FG: The Impact of the Cold Plasma in Magnetospheric Physics

From gem
Revision as of 09:06, 20 January 2020 by Delzanno (talk | contribs)
Jump to navigation Jump to search

Co-chairs:

Gian Luca Delzanno (Los Alamos National Laboratory), Natalia Buzulukova (Goddard Space Flight Center), Barbara Giles (Goddard Space Flight Center), Roger Varney (SRI International), Joe Borovsky (Space Science Institute).

Research area:

The cold plasma impacts all the research areas of GEM but a significant focus will be on ‘Inner Magnetosphere (IMAG)’ because of the critical role of waves and wave-particle interactions in magnetospheric dynamics.

Description:

The cold-particle populations that exist in the magnetosphere (cf. Table 1) include (1) plasmaspheric ions (including the plume), (2) plasmaspheric electrons (including the plume), (3) cloak ions (including the oxygen torus), (4) cloak electrons, (5) outflowing cold electrons, (6) outflowing cold ions and (7) charge-exchange-byproduct cold protons (CHEX protons). Outflowing (from the ionosphere) cold electrons are anticipated for the maintenance of charge neutrality in the magnetosphere: two places where they should occur are (a) in the post-midnight to dawn region where the electron plasma sheet precipitates away to make diffuse aurora and (b) at the inner edge of the electron plasma sheet where (owing to gradient-curvature drift effects) the ion plasma sheet flows radially Earthward while the electron plasma sheet flows eastward. There are also plasmaspheric-refilling cold-ion and cold-electron outflows into open-drift-trajectory flux tubes on the dayside.

While the hot (ring current/plasma sheet) and energetic (radiation belts) populations have received a lot of attention because of their potential harm to space infrastructure, the cold-plasma populations are the least studied so that in some cases they have been referred to as the ‘hidden populations’. This is because (1) spacecraft are almost always charged to values that make measuring the cold-ion properties very difficult and (2) spacecraft surfaces exposed to sunlight and bombarded by energetic particles emit copious amounts of low-energy secondary and photoelectrons that blind the measurement of magnetospheric cold electrons.

Yet, the cold ~eV plasma plays multiple roles in magnetospheric dynamics (see Table 1). All of the magnetosphere’s cold ions flow to the dayside magnetopause, where the cold ions can reduce solar-wind/magnetosphere coupling by mass-loading dayside reconnection. The presence of cold cloak and CHEX ions when magnetospheric convection slows down can increase the early-time refilling rate of the plasmasphere. Cold ions and cold electrons can affect waves and wave-particle interactions by changing (1) the resonant conditions between particles and waves, (2) the wave growth rates, (3) the saturation level of the waves, and (4) wave-particle diffusion coefficients, all with strong implications on the dynamics of plasma sheet, ring current, and radiation belts. The low-energy oxygen of the cloak drastically changes ULF frequencies, which impacts the radial diffusion of energetic populations. Cold plasma has repeatedly been implicated for the spatial structuring of diffuse and pulsating aurora. See Table 1 for some connections between cold plasma populations and known impacts in magnetospheric physics.

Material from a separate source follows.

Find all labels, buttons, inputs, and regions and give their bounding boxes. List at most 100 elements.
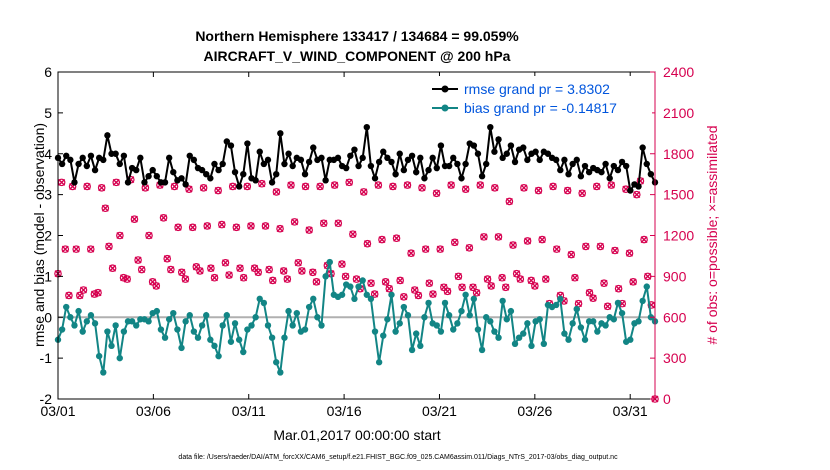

We cannot understand the full complexity of the magnetospheric system until we can (1) reliably measure the full properties of the cold ions and electrons, (2) learn what controls these properties, and (3) learn all of the impacts of the cold populations. We also need to include all of the related couplings into global models. This FG is proposed to advance our understanding of the impact of the cold particle populations in magnetospheric physics, from both theoretical/modeling and observational perspectives. The cold plasma represents a clear outstanding issue that needs to be addressed to make progress towards a full understanding of magnetospheric dynamics.